In his new book, What A Fish Knows: The Inner Lives Of Our Underwater Cousins, Jonathan Balcombe presents evidence that fish have a conscious awareness that allows them to experience pain, recognize individual humans and have memory.
“Thanks to the breakthroughs in ethology, sociobiology, neurobiology and ecology, we can now better understand what the world looks like to fish,” Balcombe says.

“They are the product of over 400 million years of evolution so the perceptions and sensory abilities of fish” . . . whether strange to us or very familiar, are wonderfully developed.
“One is a sense of water pressure or movement in the water that’s very acute. Some fishes, including sharks, can detect electrical signals from other organisms.
Some can create electric organ discharges, and they use those as communication signals. They will change their own frequency if they’re swimming by another fish with a similar frequency, so they don’t jam and confuse each other. They also show deference by shutting off their EODs when they’re passing the fish who holds that territory.

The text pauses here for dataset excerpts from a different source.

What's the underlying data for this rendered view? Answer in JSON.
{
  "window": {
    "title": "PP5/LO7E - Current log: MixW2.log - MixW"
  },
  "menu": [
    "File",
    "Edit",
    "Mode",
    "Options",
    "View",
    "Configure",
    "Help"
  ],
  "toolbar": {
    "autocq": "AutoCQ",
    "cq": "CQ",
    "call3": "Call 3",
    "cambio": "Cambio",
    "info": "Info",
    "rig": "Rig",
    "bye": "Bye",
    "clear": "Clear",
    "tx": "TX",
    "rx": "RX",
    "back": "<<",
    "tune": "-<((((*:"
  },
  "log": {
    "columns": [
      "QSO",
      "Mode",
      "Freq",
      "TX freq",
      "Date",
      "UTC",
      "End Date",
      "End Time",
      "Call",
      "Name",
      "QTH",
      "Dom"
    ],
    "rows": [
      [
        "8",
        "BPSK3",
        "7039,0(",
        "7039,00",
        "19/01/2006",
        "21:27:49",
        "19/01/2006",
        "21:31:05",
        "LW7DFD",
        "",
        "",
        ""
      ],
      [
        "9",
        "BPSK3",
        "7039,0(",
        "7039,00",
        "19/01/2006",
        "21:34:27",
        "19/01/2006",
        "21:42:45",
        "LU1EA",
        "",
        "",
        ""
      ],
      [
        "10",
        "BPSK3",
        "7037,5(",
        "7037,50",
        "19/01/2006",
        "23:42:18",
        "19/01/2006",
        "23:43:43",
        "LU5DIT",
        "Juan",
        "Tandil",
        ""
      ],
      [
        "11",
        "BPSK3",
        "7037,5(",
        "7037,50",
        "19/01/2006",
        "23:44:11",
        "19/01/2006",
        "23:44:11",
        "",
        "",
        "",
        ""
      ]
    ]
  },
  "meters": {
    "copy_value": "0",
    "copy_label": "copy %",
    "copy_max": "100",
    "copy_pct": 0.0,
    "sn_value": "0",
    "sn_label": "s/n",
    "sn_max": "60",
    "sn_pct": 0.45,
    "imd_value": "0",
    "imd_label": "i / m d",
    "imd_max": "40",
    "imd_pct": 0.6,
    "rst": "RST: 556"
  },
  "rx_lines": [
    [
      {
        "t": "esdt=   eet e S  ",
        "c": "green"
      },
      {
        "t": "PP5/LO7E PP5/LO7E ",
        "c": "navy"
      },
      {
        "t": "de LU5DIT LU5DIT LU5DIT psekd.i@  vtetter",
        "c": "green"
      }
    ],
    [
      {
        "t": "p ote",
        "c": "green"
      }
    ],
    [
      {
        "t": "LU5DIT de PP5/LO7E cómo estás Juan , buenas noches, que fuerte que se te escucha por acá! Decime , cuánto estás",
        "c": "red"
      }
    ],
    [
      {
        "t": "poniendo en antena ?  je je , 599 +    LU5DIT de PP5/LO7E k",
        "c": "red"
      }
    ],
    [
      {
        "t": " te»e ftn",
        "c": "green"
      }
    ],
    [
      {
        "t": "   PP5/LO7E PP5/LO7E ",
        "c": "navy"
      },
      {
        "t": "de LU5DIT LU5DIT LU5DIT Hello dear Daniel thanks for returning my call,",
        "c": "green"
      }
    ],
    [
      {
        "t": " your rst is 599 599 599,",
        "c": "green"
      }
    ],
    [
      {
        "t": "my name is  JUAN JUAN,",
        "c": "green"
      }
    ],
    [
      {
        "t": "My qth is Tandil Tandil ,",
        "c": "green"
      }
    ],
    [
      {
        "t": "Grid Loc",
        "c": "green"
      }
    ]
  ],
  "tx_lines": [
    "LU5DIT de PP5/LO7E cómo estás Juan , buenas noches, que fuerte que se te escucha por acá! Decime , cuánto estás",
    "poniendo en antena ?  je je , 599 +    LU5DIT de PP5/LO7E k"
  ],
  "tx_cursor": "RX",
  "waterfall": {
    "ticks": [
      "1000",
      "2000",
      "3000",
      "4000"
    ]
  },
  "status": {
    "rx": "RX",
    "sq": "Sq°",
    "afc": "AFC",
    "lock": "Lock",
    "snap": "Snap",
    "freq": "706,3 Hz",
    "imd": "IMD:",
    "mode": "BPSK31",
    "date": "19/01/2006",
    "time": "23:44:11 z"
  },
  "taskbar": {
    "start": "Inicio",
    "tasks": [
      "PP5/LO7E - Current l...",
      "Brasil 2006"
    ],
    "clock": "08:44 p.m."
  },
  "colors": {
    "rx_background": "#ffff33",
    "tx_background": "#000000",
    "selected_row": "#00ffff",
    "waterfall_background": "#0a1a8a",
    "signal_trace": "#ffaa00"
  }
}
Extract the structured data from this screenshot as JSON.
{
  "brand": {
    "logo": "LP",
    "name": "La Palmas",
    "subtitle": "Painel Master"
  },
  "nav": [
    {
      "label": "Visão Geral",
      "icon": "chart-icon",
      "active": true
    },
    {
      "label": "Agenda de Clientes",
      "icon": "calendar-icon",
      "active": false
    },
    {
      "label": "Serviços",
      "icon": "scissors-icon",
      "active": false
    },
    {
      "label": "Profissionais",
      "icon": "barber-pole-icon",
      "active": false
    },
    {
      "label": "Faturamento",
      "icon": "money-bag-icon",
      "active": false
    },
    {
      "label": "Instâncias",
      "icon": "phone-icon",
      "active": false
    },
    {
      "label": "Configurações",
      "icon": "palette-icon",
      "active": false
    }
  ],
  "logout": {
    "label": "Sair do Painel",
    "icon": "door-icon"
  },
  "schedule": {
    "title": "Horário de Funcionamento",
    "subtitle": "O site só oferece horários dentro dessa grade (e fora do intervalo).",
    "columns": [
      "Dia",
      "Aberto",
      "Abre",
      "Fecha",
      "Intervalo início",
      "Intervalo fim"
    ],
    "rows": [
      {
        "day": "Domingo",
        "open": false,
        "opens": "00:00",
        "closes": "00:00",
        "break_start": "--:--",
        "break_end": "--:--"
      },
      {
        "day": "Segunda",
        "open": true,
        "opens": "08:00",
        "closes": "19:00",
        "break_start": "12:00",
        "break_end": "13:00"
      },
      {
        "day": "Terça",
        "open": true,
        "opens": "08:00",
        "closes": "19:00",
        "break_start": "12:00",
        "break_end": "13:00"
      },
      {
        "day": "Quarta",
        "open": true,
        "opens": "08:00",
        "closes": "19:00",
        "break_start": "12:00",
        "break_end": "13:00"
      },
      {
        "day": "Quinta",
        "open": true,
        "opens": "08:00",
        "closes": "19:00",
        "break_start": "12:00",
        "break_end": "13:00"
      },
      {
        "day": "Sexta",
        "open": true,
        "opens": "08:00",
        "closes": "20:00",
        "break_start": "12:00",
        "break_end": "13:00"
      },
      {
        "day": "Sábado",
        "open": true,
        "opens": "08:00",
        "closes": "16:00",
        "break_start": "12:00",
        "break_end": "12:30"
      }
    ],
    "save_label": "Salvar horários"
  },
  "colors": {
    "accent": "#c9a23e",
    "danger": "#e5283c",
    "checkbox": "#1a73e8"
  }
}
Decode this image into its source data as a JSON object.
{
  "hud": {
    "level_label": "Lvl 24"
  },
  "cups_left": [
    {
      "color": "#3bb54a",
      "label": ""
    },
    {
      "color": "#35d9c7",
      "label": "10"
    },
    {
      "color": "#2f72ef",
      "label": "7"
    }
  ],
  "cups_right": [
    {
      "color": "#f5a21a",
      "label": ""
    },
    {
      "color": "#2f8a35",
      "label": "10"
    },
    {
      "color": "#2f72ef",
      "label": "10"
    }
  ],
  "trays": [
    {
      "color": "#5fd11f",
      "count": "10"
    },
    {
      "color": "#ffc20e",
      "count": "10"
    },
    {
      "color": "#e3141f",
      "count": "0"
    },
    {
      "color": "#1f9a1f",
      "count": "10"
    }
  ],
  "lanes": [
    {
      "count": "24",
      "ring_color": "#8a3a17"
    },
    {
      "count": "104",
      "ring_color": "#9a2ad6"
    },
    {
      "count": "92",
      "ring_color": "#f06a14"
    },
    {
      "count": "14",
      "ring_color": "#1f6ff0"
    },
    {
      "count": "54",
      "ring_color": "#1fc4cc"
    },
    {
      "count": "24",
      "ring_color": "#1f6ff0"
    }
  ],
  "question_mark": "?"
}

At low tide, frillfin gobies hide in rocky tide pools. If danger lurks — a hungry octopus, say — the goby will jump to a neighboring tide pool, with remarkable accuracy. How do they avoid ending up stranded on the rocks?
A series of captive experiments dating from the 1940s found something remarkable. They memorize the tide pool layout while swimming over it at high tide. They can do it in one try, and remember it 40 days later. So much for a fish’s mythic three-second memory.

On reefs, collaborative hunting has developed an astonishing degree of sophistication. A grouper has been observed inviting a moray eel to join in a foray, communicating by a head-shaking gesture or a full body shimmy. The two fishes probably know each other, for individual recognition is the norm in fish societies.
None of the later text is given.